MIT is among three sites added to the center network. Universities accounted for 27 percent of NMFECC’s computing resource users. The major users — Los Alamos, Lawrence Livermore and Oak Ridge national laboratories, General Atomics and Princeton Plasma Physics Lab — used 64 percent of the resources, with the remainder going to other labs.

1983-05-03 10:08:24

Will PCs Replace Remote Terminals?

With the emergence of personal computers on the market, the center begins assessing whether PCs could replace dedicated terminals to allow users to log into the Cray systems.

1983-05-03 10:08:24

NMFECC Broadens Science Portfolio

The Department of Energy’s Office of Energy Research asks the NMFECC to expand its services to include researchers in other fields. This will result in 13 additional sites joining the network. In June, 5 percent of the computing resources are immediately allocated, with requests exceeding available time by an order of magnitude.

1983-11-15 10:08:24

NMFECC Posts Holiday Wish List

In the December issue of the Buffer, a Holiday Card shows what NMFECC staff would like as gifts for the coming year.

1983-12-31 10:08:24

2,400 Users and Counting in 1983

The center is serving 2,400 users by the end of 1983.

1984-11-01 10:08:24

MFEnet Eyes Int'l Connections

MFEnet staff meet with their counterparts at computing facilities in Japan, England and West Germany with an eye toward establishing international connections.

1984-12-20 10:08:24

Center Supports 3,500 Users in 1984

By the end of the 1984, the center has 3,500 users, or about 38 users per center employee. In 1981, the ratio was 20 users per staffer.

1985-01-01 12:55:29

Two Processor Cray X-MP Boosts Capacity

To accommodate the additional users, now numbering 3,500 at 28 sites, a Cray X-MP is added to the NMFECC. The new machine, which features two CPUs and allows codes to run on more than one processor, is quickly saturated with users.

1985-01-15 10:08:24

Paper Describes CTSS Evolution

Writing in Software: Practice and ExperienceThe NMFECC's Kirby Fong describes the center's Cray Time Sharing System.

1985-06-12 10:08:24

First Cray-2 Installed

The center acquires the first Cray-2 supercomputer ever built, the most powerful computer in the world at the time.
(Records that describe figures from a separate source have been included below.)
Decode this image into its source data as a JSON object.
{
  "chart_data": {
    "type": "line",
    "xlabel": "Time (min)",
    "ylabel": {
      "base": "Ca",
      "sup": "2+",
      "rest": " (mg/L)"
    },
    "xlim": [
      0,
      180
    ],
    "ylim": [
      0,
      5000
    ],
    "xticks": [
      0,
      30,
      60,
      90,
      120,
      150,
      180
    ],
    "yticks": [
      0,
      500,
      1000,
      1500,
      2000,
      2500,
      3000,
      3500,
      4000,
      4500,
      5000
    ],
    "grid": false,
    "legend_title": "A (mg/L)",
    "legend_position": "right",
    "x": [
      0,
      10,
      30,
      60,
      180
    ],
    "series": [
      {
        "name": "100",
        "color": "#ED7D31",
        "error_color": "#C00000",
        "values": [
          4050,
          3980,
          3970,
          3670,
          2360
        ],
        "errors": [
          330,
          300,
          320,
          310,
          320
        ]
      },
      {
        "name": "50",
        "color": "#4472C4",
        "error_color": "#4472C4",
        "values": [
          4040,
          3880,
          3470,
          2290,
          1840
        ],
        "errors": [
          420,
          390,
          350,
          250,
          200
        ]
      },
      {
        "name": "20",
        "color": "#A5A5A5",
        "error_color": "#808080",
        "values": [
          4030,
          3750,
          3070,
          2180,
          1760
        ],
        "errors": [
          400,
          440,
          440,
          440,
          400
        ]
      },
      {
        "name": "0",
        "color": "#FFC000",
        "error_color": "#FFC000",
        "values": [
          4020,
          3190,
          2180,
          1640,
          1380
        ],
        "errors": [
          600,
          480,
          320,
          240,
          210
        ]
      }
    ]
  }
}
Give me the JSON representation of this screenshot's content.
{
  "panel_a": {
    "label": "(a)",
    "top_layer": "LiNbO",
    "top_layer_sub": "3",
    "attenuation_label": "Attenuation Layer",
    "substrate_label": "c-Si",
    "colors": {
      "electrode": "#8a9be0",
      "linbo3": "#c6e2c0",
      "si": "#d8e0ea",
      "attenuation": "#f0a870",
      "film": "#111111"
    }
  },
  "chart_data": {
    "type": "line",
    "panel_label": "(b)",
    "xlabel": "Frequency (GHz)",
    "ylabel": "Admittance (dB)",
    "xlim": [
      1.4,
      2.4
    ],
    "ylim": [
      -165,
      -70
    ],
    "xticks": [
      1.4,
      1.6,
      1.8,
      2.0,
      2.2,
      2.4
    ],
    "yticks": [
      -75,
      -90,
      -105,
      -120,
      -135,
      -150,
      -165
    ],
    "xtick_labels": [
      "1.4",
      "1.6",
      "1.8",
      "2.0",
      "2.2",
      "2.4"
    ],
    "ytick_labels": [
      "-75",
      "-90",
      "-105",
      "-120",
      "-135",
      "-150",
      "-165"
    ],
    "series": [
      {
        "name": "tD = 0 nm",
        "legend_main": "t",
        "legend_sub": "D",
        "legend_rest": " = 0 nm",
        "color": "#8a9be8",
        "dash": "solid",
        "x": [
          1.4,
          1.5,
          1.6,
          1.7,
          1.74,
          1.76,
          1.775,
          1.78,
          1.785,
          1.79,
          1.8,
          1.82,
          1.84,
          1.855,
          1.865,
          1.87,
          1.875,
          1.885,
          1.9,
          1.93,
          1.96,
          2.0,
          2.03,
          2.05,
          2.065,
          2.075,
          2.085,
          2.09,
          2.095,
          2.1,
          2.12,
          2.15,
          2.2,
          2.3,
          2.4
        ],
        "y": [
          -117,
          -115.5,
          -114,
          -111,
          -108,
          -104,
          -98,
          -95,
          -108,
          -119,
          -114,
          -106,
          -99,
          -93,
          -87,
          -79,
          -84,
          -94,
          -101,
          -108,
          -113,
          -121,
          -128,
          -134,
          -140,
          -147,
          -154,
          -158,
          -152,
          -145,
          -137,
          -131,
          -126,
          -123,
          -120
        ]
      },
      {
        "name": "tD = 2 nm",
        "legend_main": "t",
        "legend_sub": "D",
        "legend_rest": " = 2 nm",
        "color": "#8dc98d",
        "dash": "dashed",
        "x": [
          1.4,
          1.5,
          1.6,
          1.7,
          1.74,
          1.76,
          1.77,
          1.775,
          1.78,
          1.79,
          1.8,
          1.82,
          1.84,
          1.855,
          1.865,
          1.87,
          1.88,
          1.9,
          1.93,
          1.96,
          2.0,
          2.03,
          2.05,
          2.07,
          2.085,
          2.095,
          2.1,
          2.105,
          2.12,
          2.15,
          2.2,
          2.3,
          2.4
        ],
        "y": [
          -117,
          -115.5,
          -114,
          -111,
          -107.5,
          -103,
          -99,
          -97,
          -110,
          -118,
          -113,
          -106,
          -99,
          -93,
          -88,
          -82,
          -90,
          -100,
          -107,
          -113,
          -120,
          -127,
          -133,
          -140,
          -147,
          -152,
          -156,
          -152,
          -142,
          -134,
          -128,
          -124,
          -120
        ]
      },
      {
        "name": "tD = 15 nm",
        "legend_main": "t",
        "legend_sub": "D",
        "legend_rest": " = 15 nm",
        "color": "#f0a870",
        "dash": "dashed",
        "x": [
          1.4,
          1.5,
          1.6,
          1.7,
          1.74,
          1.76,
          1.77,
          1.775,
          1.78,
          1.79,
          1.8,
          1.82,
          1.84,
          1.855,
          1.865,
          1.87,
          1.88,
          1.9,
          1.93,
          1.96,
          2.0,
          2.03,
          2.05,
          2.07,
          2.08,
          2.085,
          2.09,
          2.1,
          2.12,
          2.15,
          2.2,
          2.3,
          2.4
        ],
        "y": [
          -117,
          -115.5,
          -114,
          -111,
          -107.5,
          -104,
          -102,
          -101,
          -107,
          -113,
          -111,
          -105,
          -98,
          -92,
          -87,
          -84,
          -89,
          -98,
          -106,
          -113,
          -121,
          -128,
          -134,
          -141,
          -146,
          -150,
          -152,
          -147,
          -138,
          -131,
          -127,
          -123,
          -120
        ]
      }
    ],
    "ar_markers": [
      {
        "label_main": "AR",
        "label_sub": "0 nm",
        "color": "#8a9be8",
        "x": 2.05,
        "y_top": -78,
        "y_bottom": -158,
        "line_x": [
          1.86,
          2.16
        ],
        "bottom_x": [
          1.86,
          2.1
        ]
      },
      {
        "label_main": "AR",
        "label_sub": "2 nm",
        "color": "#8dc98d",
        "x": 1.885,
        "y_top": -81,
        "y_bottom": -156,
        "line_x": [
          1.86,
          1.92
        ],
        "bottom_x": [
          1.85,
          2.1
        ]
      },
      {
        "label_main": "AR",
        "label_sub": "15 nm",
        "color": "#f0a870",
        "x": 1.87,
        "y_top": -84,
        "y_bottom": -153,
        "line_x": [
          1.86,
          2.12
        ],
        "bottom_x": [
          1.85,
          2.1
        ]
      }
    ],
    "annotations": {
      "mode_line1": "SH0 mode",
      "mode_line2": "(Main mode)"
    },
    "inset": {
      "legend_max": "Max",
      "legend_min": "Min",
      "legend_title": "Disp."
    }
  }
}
The four-processor machine, along with the two-processor X-MP, allows multiprocessing of codes, which greatly accelerates the speed of computing. The 10-year-old CDC 7600 is retired.

1985-06-15 03:01:18

Mission Broadened to More Sciences

The broadening role of NMFECC in supporting DOE programs finds nearly a third of the computing resources going to projects other than fusion research. Basic Energy Sciences accounts for nearly 15 percent of the total allocations, health and environment 14 percent, high energy and nuclear physics 12 percent and applied math 2.5 percent.

1985-08-11 10:08:24

Center Launches Superkids Program

The center hosts its first High School Supercomputing Honors Program, bringing 52 students (one representing each state, the District of Columbia and Puerto Rico) for a week of hands-on learning. The participants are informally called “superkids.”

1985-10-01 10:08:24

DOE Looks to Create One Network

DOE’s Office of Energy Research determines that enhanced networking facilities are needed to improve access to supercomputing facilities and laboratories. It is recommended that MFEnet be combined with a similar network supporting High Energy Physics research.